After earning his MBA at Harvard Business School, Dick spent twenty years with Citigroup Venture Capital before founding One Equity partners, initially as JP Morgan’s private equity business before becoming an independent firm in 2015. Dick is a trustee of the American University in Cairo, the Boys Club of New York, the Brooklyn Museum, the Central Park Conservancy, Jazz at Lincoln Center, the National Rowing Foundation, and the Newport Festivals Foundation. He was a member of the 1976 and 1980 U.S. Olympic Rowing Teams and was a world champion in 1974. He is currently leading a $25 million effort to build a Norman Foster-designed boat house for Row New York, a highly successful program that trains more than 1,000 college-bound students each year.
ALEXANDRA & PHILIP HOWARD
Alexandra and Philip met in New York City in the early 1970s when Alexandra was producing neighborhood news programs in Inwood and Philip was writing the Bicyclist’s Guide to NYC in a collaboration with the Municipal Art Society. More than four decades later, Alexandra and Philip are as involved as ever with their favorite city.

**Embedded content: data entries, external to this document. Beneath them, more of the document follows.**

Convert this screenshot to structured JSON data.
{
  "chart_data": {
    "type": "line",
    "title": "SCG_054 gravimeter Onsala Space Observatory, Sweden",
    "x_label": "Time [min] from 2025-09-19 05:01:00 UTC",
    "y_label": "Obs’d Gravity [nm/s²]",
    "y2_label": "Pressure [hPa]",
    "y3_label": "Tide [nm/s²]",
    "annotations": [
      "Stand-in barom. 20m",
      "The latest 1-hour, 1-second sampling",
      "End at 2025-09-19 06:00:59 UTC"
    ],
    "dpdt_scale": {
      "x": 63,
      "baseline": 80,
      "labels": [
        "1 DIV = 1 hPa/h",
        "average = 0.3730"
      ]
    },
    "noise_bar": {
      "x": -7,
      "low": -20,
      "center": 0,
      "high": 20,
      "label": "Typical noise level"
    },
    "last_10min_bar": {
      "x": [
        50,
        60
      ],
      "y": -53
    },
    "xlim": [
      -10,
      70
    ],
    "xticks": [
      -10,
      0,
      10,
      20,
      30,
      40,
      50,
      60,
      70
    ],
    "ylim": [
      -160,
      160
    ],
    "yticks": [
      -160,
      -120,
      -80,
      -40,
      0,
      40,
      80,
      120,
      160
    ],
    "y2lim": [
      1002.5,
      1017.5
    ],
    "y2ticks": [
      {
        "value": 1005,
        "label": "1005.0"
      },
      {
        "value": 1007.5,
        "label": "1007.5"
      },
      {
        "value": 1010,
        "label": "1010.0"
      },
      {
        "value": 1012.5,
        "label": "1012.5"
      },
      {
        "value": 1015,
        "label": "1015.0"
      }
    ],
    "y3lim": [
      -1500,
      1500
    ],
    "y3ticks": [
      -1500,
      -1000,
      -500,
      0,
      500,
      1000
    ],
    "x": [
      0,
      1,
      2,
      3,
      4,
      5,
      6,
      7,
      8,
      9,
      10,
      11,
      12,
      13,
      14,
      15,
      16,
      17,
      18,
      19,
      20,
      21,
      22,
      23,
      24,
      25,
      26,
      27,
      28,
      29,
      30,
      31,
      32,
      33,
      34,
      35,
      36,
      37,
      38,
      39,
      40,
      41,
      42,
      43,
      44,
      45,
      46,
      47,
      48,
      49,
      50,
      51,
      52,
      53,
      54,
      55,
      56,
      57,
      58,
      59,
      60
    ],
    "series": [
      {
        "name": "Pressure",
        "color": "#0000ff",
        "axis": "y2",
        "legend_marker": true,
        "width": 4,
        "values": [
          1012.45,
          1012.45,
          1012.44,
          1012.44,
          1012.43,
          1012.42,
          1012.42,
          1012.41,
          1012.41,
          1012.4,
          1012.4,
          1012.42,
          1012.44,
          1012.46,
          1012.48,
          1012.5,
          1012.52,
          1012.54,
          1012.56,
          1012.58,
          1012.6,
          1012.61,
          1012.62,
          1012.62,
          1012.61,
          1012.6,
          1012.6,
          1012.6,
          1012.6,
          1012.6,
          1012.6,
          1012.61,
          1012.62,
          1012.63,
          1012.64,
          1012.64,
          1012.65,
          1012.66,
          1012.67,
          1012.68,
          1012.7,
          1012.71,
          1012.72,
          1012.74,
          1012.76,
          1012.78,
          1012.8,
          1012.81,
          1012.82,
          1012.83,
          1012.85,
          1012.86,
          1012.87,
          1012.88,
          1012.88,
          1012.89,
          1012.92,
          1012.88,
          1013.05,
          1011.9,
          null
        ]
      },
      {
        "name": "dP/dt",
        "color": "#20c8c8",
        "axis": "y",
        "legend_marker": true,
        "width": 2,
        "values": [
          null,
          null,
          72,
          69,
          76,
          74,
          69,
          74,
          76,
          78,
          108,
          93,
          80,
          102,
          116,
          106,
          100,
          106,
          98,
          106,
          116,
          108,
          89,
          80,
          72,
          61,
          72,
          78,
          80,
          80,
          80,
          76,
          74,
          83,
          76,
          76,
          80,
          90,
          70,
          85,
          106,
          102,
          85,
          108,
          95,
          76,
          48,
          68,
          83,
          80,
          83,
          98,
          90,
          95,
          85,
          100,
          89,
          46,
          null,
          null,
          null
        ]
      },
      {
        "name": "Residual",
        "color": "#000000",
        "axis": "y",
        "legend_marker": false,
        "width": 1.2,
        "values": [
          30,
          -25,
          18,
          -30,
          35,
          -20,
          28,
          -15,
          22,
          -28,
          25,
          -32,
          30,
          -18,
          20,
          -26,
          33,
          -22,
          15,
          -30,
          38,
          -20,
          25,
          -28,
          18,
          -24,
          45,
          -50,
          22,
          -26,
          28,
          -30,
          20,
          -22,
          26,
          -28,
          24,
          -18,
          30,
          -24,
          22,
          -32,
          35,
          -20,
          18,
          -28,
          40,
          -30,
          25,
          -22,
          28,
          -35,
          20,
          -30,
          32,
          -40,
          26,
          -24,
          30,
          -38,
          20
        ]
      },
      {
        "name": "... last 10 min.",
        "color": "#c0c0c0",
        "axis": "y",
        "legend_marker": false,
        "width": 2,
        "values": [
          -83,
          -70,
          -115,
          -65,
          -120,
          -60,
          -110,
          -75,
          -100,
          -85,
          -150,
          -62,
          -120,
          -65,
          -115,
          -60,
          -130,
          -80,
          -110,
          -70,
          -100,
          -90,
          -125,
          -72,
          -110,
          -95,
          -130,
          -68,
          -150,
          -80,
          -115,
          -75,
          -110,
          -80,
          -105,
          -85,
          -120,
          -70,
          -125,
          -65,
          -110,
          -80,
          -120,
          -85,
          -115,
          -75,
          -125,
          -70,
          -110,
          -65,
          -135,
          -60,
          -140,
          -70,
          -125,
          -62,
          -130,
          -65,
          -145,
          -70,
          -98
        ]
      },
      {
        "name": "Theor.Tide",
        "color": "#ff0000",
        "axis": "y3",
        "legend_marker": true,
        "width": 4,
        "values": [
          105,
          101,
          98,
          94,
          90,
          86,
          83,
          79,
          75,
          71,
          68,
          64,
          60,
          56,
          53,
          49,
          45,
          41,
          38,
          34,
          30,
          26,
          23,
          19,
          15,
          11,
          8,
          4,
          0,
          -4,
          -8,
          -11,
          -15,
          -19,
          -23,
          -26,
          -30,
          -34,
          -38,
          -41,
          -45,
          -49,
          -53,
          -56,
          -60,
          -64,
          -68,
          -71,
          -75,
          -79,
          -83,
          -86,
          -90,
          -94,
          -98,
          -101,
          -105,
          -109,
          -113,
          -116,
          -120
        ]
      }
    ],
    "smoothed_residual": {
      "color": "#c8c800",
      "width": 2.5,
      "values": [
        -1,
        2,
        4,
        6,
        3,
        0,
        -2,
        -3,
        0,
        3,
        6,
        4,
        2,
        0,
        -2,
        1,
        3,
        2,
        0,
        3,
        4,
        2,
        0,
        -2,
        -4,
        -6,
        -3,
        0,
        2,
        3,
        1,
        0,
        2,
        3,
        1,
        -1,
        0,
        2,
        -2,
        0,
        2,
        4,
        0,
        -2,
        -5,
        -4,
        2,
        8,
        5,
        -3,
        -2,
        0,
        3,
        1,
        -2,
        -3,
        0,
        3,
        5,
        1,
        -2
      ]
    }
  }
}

Descended from a long line of New York civic leaders, Alexandra has a rare familiarity and intimacy with the city and its art and architecture. After completing her architectural history studies at the University of Virginia, Alexandra returned to New York and began working on an architectural survey of Upper Fifth Avenue for a National Register nomination. Alexandra now sits on the board of Friends of the Upper East Side Historic Districts, which was instrumental in the creation of the large historic districts that now protect much of the neighborhood. In 2017, she organized family members to acquire a 75-foot mural painted by her grandfather, Howard Gardiner Cushing, then installed in the studio of Gertrude Vanderbilt Whitney in Old Westbury. The mural has now been restored and will be offered for public viewing for the first time as a major exhibition in 2022.
After earning his law degree from the University of Virginia, Philip dove headlong into New York civic life, serving as Zoning Chair of Manhattan Community Board 6. In 1983, he founded Howard, Darby & Levin, which later merged with the Washington firm Covington & Burling, where Philip was Vice-Chair. He served on the MAS board for nearly thirty years, including a decade as Chair. From Stand Against the Shadows to saving the lights of Times Square to the Tribute in Light, he was integral to some of the most significant victories in MAS history, working in partnership with longtime President Kent Barwick. His bestselling 1995 book The Death of Common Sense propelled his civic activities onto a national stage. Over the last 25 years, he has advised three presidents and numerous governors on simplifying government. His TED talk has been viewed more than 700,000 times, and he leads reforms through his books, essays, and forums organized by the nonpartisan group Common Good.